Sunday, March 19, 2017
A Quickie: The Lord of Light's True Goal (Game of Thrones)
In this little post I'll take a look at trying to figure out if people should worship the Lord of Light or go against him.
We can't tell for certain if the Lord of Light is a morally good or bad deity. We haven't seen him physically. He hasn't done an action that his followers haven't initiated. We have only seen R'hllor through the eyes of his followers or those who have dealings with his followers.
It is extremely hard to draw conclusions about morality if you can't see the person. Everything is up to assumption at this point. Any actions he takes may have good intentions but only if viewed from a certain angle. The same is true with bad intentions.
Say what you want about Melisandre, but she truly believed in her faith. Whether there are priestesses that lie knowingly or not isn't revealed on the show at this time.
So if a priestess of R'hllor talks about the Great Other it's highly likely they believe what they're saying.
I don't have a good feeling about R'hllor but there is not enough information to know if he's good or evil for certain.
Unlike the god himself, we do have much better information on his followers. I will be using Melisandre as an example. This is because, at least on the show, she is the follower we've seen the most.
Continuing on...when they say they are acting on the Lord of Light's orders, that isn't exactly true.
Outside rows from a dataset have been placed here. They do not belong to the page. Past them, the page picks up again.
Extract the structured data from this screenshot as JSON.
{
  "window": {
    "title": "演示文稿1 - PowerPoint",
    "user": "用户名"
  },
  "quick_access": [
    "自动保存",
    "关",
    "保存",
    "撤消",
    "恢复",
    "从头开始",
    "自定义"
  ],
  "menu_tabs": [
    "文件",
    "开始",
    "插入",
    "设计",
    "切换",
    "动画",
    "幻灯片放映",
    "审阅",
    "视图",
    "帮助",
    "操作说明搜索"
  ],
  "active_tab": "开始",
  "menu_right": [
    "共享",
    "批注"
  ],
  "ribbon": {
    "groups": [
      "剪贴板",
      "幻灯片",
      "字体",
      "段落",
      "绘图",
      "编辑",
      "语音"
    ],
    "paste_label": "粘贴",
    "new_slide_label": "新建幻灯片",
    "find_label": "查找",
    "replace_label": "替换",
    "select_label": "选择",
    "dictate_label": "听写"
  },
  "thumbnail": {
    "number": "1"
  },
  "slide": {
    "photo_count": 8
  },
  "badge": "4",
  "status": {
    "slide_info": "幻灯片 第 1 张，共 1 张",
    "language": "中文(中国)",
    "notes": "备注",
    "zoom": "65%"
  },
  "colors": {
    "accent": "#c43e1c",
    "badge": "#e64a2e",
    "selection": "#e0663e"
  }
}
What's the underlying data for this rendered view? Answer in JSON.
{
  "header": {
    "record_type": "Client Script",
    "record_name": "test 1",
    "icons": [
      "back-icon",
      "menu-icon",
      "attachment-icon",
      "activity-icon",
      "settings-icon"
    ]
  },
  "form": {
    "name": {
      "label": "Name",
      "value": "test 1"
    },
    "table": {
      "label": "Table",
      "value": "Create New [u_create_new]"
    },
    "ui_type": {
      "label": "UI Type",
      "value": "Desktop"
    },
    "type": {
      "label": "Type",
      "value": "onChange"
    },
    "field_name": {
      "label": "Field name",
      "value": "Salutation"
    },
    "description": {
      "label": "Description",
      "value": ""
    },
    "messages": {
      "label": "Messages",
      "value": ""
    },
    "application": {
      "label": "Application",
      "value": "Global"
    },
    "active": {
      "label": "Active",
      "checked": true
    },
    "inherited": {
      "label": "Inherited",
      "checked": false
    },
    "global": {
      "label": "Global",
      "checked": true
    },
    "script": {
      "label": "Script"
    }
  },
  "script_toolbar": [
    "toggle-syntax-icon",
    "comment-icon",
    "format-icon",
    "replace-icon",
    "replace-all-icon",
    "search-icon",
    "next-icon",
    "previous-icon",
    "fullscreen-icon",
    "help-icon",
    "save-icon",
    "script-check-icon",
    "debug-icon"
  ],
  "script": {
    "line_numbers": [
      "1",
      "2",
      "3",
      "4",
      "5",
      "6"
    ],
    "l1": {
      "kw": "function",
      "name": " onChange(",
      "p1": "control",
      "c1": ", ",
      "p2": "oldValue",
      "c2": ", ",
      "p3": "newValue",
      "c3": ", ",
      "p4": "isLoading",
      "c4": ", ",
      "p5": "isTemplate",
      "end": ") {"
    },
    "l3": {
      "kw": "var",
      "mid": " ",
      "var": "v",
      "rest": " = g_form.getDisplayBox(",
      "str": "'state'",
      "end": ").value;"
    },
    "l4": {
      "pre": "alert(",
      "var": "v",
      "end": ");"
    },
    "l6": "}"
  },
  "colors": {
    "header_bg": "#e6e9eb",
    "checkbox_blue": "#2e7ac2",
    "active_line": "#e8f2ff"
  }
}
They must depend on signs such as reading the flames. We have seen times when the signs have been misread.
Melisandre believed Stannis Baratheon was Azor Ahai reborn and so served him. She goes through a crisis of faith when he dies. She worries that what she believed wasn't true. She followed what she believed to be her god's desire and that turned out not to be true.
In Westeros not many believe in R'hllor but it is starting to spread. In Dragonstone Melisandre burnt people at the stake for their non-belief. She also burned Mance Rayder while at Castle Black. She was able to do this because Stannis allowed her to. He allowed her to because she had converted him.
Maybe we can't decide if R'hllor is good or evil, but there is good indication he isn't to be trusted. A god that needs human sacrifices in order for his powers to be used...that isn't done by a good deity.
If R'hllor is evil it calls the Azor Ahai Prophecy in question. We don't currently know what the Great Other is. I assume it is the White Walkers because they appear to be pure evil. Whenever they're on screen they aren't pleasant beings. Though they might seem more senseless than they actually are as we don't know much about their culture.
It could be that the White Walkers are the enemies of the Lord of Light. If we think of them as evil it could be one evil group of beings against an evil god. So the people of Westeros would be stuck between a rock and a hard place.
If the White Walkers aren't the Great Other it could be that they're a way to get rid of R'hllor's enemies. As the war against the White Walkers goes on more people will die. More people that the Lord of Light finds harmful to him.
And if the world dies in the process at least R'hllor will be safe.
So in this scenario R'hllor would be using the prophecy to make the people/things go against another enemy. This so that he would remain safe as those that could kill him would be distracted from finding out the truth.
Religion can bring out the worst of people. For thousands of years in the real world religious wars have happened. It stands to reason, then, that something akin to a religious war could happen if there was debate over who Azor Ahai is. R'hllor could potentially send two different answers to different priestesses.
This would create a further distraction from people deciding to kill him.
If you want to bring up how hard it is to kill a god: what if R'hllor isn't actually a god? What if the signs are sent out by someone/something that is very much mortal?
But that's a theory for a different day.